Horácio Piedade vai mais longe. «Se o Governo não fizer nada, mantemos a ideia de cortar a EN125, agora antes das Eleições Europeias, porque infelizmente os políticos só nos ouvem quando estão em causa os votos», critica.

 

Foto: Pedro Lemos | Sul Informação

 

 

De resto, até há um projeto a andar, contra o flagelo do furto de alfarrobas, mas que é promovido pela Câmara de Tavira e pela GNR e que assenta numa plataforma que agregará informação sobre as propriedades e sobre quem tem autorização para fazer a apanha.

Para Horácio Guerreiro, é até contraproducente que o Governo não trate «com outros olhos» as alfarrobeiras.

«A ministra tem de ter o cuidado de olhar para as alfarrobeiras do Algarve porque estas são umas árvores que beneficiam o Governo neste período de seca. A alfarrobeira não precisa de grande manutenção a nível de água, apesar de precisar de chuva, por isso é uma cultura de futuro», considera.

Nessa manifestação do ano passado, houve um vulto de peso: Macário Correia, antigo presidente das Câmaras de Faro e Tavira (PSD) e ex-secretário de Estado do Ambiente, atual agricultor.

Vítima de furtos em 2022, este ano o cenário é totalmente oposto, como conta ao Sul Informação.

«Este ano, não fui vítima de nenhum furto, nem tenho notícia disso aqui à volta.
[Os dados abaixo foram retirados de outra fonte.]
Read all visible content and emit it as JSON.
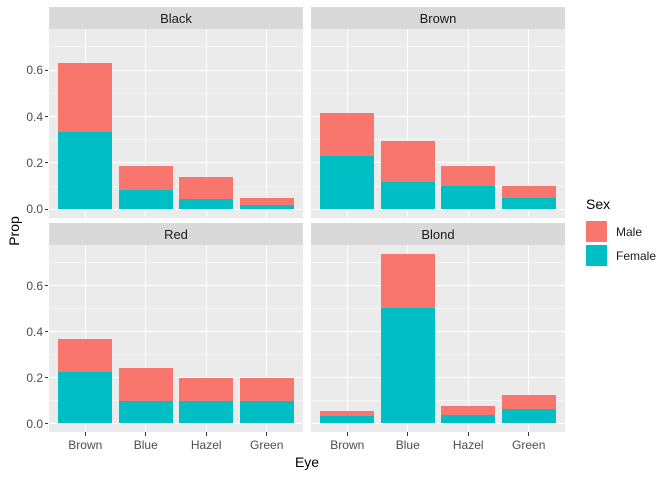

Os furtos têm a ver obviamente com o valor do objeto: o que não tem valor, não é procurado. Com as alfarrobas a 50 euros, com meia dúzia de baldes junto a uma estrada fazia-se dinheiro. Neste momento, para fazer esses mesmos baldes, têm de andar o dobro do tempo e ganham menos.», diz.

A produção também caiu a pique.

«No ano passado, produzi cerca de 3 mil arrobas – este ano, cerca de 1300. Há árvores a secar, em que o stress hídrico é tanto, que entram no quociente de emurchimento e depois secam, algo que não tinha acontecido no ano anterior», relata.

A juntar a estas dificuldades, o preço da mão de obra também subiu.

 

 

 

 

«Não andamos a mendigar apoios, sabemos das oscilações, mas a verdade é que, quem trabalha em agricultura, tem visto os preços dos seus produtos a baixar», diz.

Segundo o antigo autarca, o grande problema do mercado está «na absorção da semente» que é o «mais valioso» da alfarroba.

«Dizem-me alguns especialistas que terá havido uma mudança de agulha, por parte dos industriais das químicas de ponta, que usavam a semente de alfarroba para estabilização de processos químicos e que, entretanto, estão a procurar alternativa devido ao preço dos últimos anos», explica.

A queda da produção, o preço atual, as perspetivas… tudo concorre para os receios de Macário Correia.

«Eu fiz pomares de alfarrobeira e tinha neles uma certa esperança. Mas agora, vejo-os com preocupação», conclui.